Two things that are true about me:
1. My faith defines every aspect of my life.
2. I am 100% Type-A, personality-wise.
These two truths often end up colliding in my life. It's hard to be faithful and like to have a plan. It's hard to trust that someone else is in control and still want to check things off a list. It's hard to be patient and wait when doing something sounds like a much better idea.
Over the last few years, I have had to come to grips with these two parts of my personality and learn how to live in harmony with my faith and the way I was made. Because I always want to know the plan, have a list, be organized and have all the answers before I make a decision, I don't often rely on faith like I should. While I do truly believe that faith is critical to my life, I find that I often don't depend on it to guide my decisions. Instead, I second-guess everything. I want to know everything before I make a decision.

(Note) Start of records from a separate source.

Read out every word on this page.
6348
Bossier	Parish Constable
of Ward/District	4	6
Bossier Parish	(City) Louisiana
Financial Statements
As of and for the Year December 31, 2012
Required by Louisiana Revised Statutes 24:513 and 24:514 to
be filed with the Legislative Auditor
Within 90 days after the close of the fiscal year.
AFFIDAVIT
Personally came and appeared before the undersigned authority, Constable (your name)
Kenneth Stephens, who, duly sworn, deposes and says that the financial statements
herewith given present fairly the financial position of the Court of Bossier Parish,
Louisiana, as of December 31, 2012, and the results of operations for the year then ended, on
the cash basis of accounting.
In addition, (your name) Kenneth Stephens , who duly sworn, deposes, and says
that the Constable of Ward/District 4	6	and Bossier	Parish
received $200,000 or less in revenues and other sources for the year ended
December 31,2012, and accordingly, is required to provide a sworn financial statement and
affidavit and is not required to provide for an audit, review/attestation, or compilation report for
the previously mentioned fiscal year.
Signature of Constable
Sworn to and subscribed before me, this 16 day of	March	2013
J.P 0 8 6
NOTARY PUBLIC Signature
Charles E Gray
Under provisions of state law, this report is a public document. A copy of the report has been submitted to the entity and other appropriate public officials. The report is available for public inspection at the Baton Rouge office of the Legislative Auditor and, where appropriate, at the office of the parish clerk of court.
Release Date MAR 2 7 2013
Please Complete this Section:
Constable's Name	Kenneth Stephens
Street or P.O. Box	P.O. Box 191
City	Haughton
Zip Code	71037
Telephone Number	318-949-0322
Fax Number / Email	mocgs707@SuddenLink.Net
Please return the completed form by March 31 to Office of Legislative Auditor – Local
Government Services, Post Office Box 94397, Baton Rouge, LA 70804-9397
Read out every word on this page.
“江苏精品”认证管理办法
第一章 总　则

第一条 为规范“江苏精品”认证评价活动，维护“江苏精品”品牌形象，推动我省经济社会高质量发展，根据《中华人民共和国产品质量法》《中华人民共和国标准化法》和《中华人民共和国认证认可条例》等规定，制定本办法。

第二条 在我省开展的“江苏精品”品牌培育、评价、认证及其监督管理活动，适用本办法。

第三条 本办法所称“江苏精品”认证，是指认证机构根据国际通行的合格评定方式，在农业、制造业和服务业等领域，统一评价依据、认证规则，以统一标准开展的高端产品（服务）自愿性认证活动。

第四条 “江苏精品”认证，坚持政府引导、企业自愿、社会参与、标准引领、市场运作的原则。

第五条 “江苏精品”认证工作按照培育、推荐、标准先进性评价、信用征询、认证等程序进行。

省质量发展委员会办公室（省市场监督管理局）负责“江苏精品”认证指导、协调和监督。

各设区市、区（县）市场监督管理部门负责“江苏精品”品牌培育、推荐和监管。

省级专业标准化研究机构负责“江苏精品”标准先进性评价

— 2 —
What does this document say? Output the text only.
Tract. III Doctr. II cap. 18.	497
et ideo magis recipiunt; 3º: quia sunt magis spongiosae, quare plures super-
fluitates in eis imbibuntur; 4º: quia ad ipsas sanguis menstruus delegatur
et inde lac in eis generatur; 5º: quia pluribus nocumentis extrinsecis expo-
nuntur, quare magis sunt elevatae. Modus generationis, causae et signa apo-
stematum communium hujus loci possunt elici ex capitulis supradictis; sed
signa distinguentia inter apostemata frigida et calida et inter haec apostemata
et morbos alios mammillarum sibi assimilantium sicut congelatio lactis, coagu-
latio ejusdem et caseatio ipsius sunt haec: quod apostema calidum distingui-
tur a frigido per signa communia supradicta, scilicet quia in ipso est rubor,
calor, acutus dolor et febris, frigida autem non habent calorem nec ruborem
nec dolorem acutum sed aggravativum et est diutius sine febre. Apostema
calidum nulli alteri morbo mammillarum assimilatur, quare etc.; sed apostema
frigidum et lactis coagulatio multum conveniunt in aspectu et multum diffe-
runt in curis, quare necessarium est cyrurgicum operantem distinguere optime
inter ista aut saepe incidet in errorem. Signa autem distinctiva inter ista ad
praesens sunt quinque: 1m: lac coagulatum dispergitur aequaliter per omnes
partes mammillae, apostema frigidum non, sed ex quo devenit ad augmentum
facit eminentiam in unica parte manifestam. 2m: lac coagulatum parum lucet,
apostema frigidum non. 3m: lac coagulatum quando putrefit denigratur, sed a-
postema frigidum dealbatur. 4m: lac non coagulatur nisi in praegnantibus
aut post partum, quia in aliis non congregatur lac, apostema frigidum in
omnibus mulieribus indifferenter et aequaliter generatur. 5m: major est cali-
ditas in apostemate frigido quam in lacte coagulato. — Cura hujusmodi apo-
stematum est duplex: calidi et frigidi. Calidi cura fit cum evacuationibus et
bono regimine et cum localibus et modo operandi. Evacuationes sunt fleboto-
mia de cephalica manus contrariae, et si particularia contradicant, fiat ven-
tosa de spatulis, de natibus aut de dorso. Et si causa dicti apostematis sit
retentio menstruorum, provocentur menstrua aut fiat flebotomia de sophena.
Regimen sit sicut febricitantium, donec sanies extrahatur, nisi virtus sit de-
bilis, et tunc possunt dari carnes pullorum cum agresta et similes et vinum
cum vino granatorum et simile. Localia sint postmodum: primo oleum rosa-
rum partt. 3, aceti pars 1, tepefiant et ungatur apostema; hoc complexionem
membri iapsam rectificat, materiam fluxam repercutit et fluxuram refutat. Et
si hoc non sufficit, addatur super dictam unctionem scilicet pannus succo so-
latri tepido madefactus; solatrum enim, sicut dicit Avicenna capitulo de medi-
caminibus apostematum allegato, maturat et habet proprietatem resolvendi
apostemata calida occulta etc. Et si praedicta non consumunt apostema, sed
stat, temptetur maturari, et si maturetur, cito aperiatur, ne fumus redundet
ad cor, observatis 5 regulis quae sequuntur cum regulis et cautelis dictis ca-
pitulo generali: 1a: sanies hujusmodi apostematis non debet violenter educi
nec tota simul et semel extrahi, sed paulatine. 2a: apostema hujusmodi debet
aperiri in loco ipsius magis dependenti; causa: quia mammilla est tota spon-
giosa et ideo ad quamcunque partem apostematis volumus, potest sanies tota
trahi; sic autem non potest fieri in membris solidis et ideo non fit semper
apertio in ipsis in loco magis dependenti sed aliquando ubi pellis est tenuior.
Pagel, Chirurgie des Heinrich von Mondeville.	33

I don't want to leave anything up to chance, even if "chance" is guided by a bigger force.
Quite simply, the unknown is scary. It means giving up control and letting some things go. Unknown means risking failure, risking not knowing the answers, risking not being enough. And, I'm bad at that. It many ways, I've spent a large portion of my life doing the safe thing, because I could control it and I could make sure that I ended up on the other side relatively unscathed. But, what kind of life is that to live?
Back in January I made a conscious choice to make 2013 the year where I controlled less and where I stopped living a safe, easy life and was ready to make whatever changes God wanted me to make. I was ready to let faith lead me more than my type-A personality. And, wow, since I said that, God has been taking me at my word. This year, only three months in, has been a year where I have had to let go of some of my control, evaluate where I am, and decide what really makes me happy, fulfills me and makes me the best possible version of myself. I've had to give up my need for checklists (even though I still have plenty of them) and realize that sometimes all the logic in the world isn't enough and you have to go on faith sometimes.
My type-A faith is in a constant state of flux this year as I learn, somehow, to balance how I was created with Who created me this way. I'm trying to let my faith and my personality walk hand-in-hand as I journey through the year, and remain ready for anything, for everything, for the things I least expect.